Adam Schiff Rallies Americans To Overcome GOP Obstruction On Guns


Democrats are prepared to act after the recent mass shooting at a private school in Nashville, Tennessee, in which three children and three adults were killed.

The assailant in that attack, who was killed by police on the scene, had assault rifles among the weapons they’d assembled, and Reps. Adam Schiff (D-Calif.) and Ted Lieu (D-Calif.), besides other figures like President Joe Biden himself, have once again turned to pushing for a renewed federal ban on assault rifles, as they’re known. “We need to ban assault weapons,” Schiff said Tuesday. “We need to hold gun manufacturers responsible. We need to limit high-capacity magazines. We need to raise the age limit to purchase guns. We need to act. And if Republicans won’t help, they need to get out of the way.”

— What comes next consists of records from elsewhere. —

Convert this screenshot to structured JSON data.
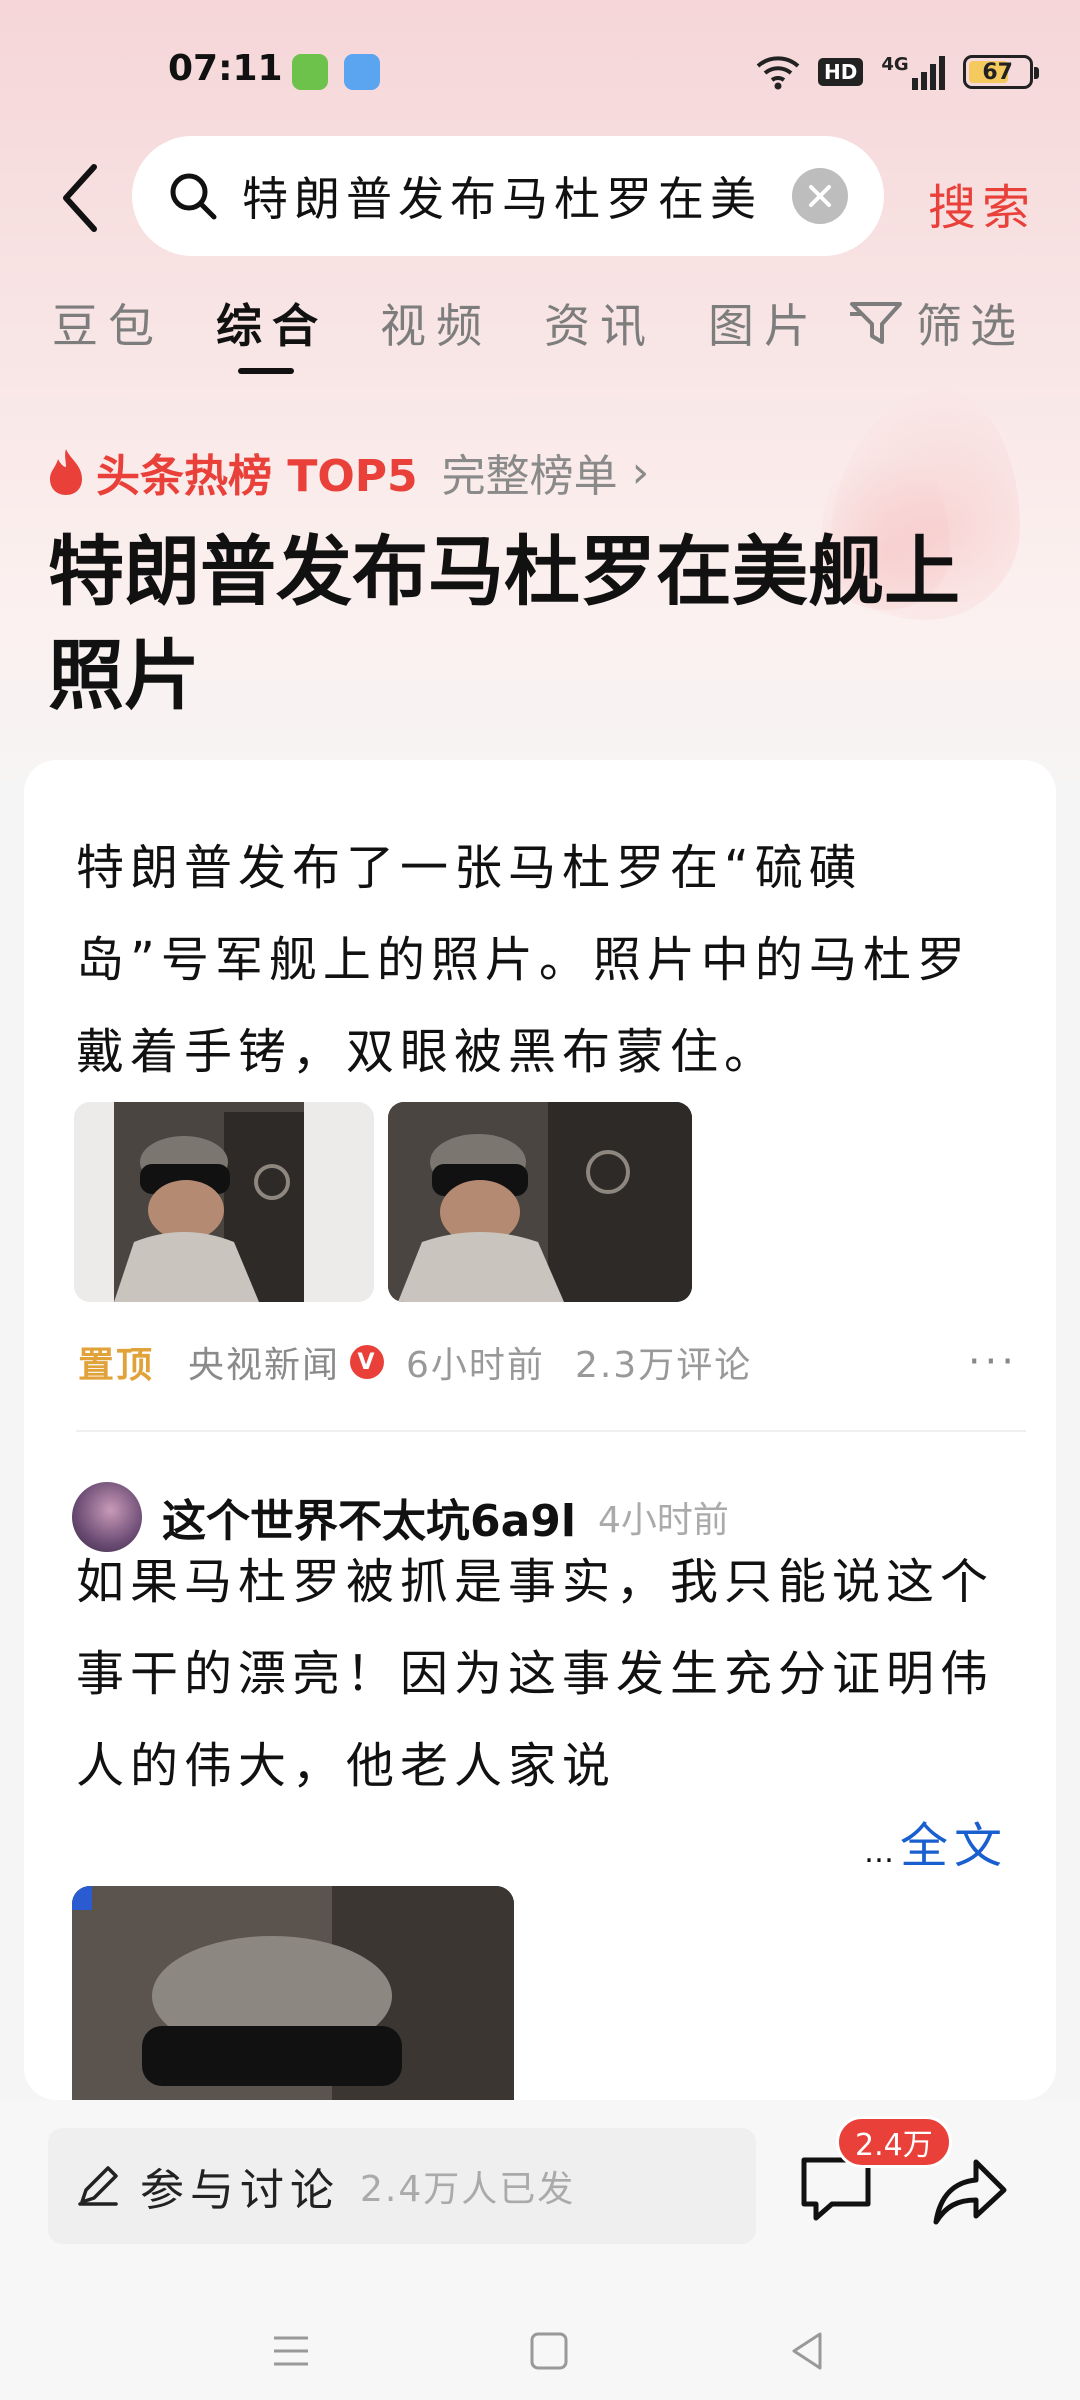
{
  "status_bar": {
    "time": "07:11",
    "network_label": "HD",
    "signal_label": "4G",
    "battery_level": "67",
    "battery_fraction": 0.67
  },
  "search": {
    "query": "特朗普发布马杜罗在美",
    "submit_label": "搜索"
  },
  "tabs": [
    {
      "label": "豆包",
      "active": false
    },
    {
      "label": "综合",
      "active": true
    },
    {
      "label": "视频",
      "active": false
    },
    {
      "label": "资讯",
      "active": false
    },
    {
      "label": "图片",
      "active": false
    }
  ],
  "filter_label": "筛选",
  "hot": {
    "label": "头条热榜 TOP5",
    "full_list_label": "完整榜单",
    "headline": "特朗普发布马杜罗在美舰上照片"
  },
  "top_card": {
    "summary": "特朗普发布了一张马杜罗在“硫磺岛”号军舰上的照片。照片中的马杜罗戴着手铐，双眼被黑布蒙住。",
    "pin_label": "置顶",
    "source": "央视新闻",
    "verified_mark": "V",
    "time_ago": "6小时前",
    "comment_count": "2.3万评论",
    "more": "···"
  },
  "post": {
    "author": "这个世界不太坑6a9l",
    "time_ago": "4小时前",
    "text": "如果马杜罗被抓是事实，我只能说这个事干的漂亮！因为这事发生充分证明伟人的伟大，他老人家说",
    "ellipsis": "…",
    "read_more": "全文"
  },
  "bottom": {
    "comment_label": "参与讨论",
    "participants": "2.4万人已发",
    "comments_badge": "2.4万"
  },
  "colors": {
    "accent": "#e9403a",
    "link": "#1a5fcf",
    "pin": "#e2a23a"
  }
}
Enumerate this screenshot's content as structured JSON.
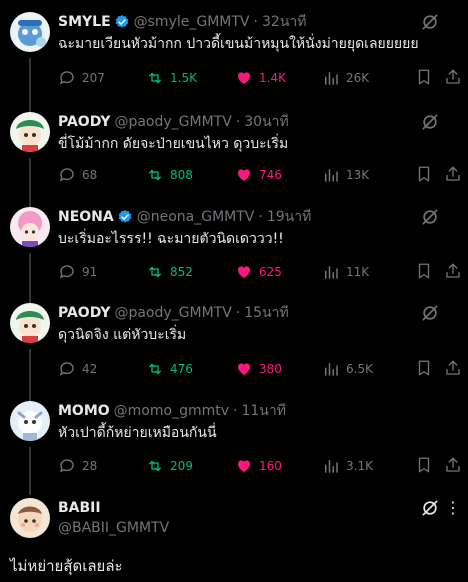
{
  "colors": {
    "background": "#000000",
    "text": "#e7e9ea",
    "muted": "#71767b",
    "retweet": "#00ba7c",
    "like": "#f91880",
    "verified": "#1d9bf0"
  },
  "tweets": [
    {
      "name": "SMYLE",
      "verified": true,
      "handle": "@smyle_GMMTV",
      "time": "32นาที",
      "text": "ฉะมายเวียนหัวม้ากก ปาวดี้เขนม้าหมุนให้นั่งม่ายยุดเลยยยยย",
      "replies": "207",
      "retweets": "1.5K",
      "likes": "1.4K",
      "views": "26K",
      "liked": true,
      "avatar_icon": "smyle-avatar"
    },
    {
      "name": "PAODY",
      "verified": false,
      "handle": "@paody_GMMTV",
      "time": "30นาที",
      "text": "ขี่โม้ม้ากก ดัยจะป่ายเขนไหว ดุวบะเริ่ม",
      "replies": "68",
      "retweets": "808",
      "likes": "746",
      "views": "13K",
      "liked": true,
      "avatar_icon": "paody-avatar"
    },
    {
      "name": "NEONA",
      "verified": true,
      "handle": "@neona_GMMTV",
      "time": "19นาที",
      "text": "บะเริ่มอะไรรร!! ฉะมายตัวนิดเดววว!!",
      "replies": "91",
      "retweets": "852",
      "likes": "625",
      "views": "11K",
      "liked": true,
      "avatar_icon": "neona-avatar"
    },
    {
      "name": "PAODY",
      "verified": false,
      "handle": "@paody_GMMTV",
      "time": "15นาที",
      "text": "ดุวนิดจิง แต่หัวบะเริ่ม",
      "replies": "42",
      "retweets": "476",
      "likes": "380",
      "views": "6.5K",
      "liked": true,
      "avatar_icon": "paody-avatar"
    },
    {
      "name": "MOMO",
      "verified": false,
      "handle": "@momo_gmmtv",
      "time": "11นาที",
      "text": "หัวเปาดี้ก้หย่ายเหมือนกันนี่",
      "replies": "28",
      "retweets": "209",
      "likes": "160",
      "views": "3.1K",
      "liked": true,
      "avatar_icon": "momo-avatar"
    }
  ],
  "focused_tweet": {
    "name": "BABII",
    "handle": "@BABII_GMMTV",
    "text": "ไม่หย่ายสุ้ดเลยล่ะ",
    "avatar_icon": "babii-avatar"
  },
  "separator": "·"
}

The age limit for purchasing certain kinds of dangerous firearms is something Republicans themselves have sometimes addressed in their policy moves. After the mass shooting at a high school in Parkland, Florida, the Republican leadership helming that state’s government raised the age required before purchasing long guns like those of the style of the infamous AR-15 repeatedly used in shootings. (It went up to 21.) Yet, Republicans still resist action, contravening not only what reality demands and many citizens want but their own occasional admissions about the kind of action necessary. On that specific front, some states have already implemented their own bans on assault weapons, but most of the country is still without such wide-reaching restrictions.

“House Republicans will continue to do nothing to stop school shootings. How do we know? They said it out loud,” Lieu added on Twitter. “If you help Democrats flip the House and expand the Senate, we will pass into law: universal background checks, a ban on assault weapons, and a ban on pistol braces.” The braces Lieu referenced are used to expand the capability of the utilized firearms to more closely approximate something like a sawed-off shotgun or a short-barreled rifle.

Predictably, Republicans have been generally resistant to new measures on gun control. Sen. John Thune (R-S.D.), a high-ranking Republican among the Senate’s GOP members, called a discussion of changes to gun policy “premature,” saying: “Our thoughts are with the families, the victims, with the community. We are grateful for the quick rapid response of law enforcement, and I think with respect to any discussion of legislation, it’s premature. There’s an ongoing investigation. And I think we need to let the facts come out.”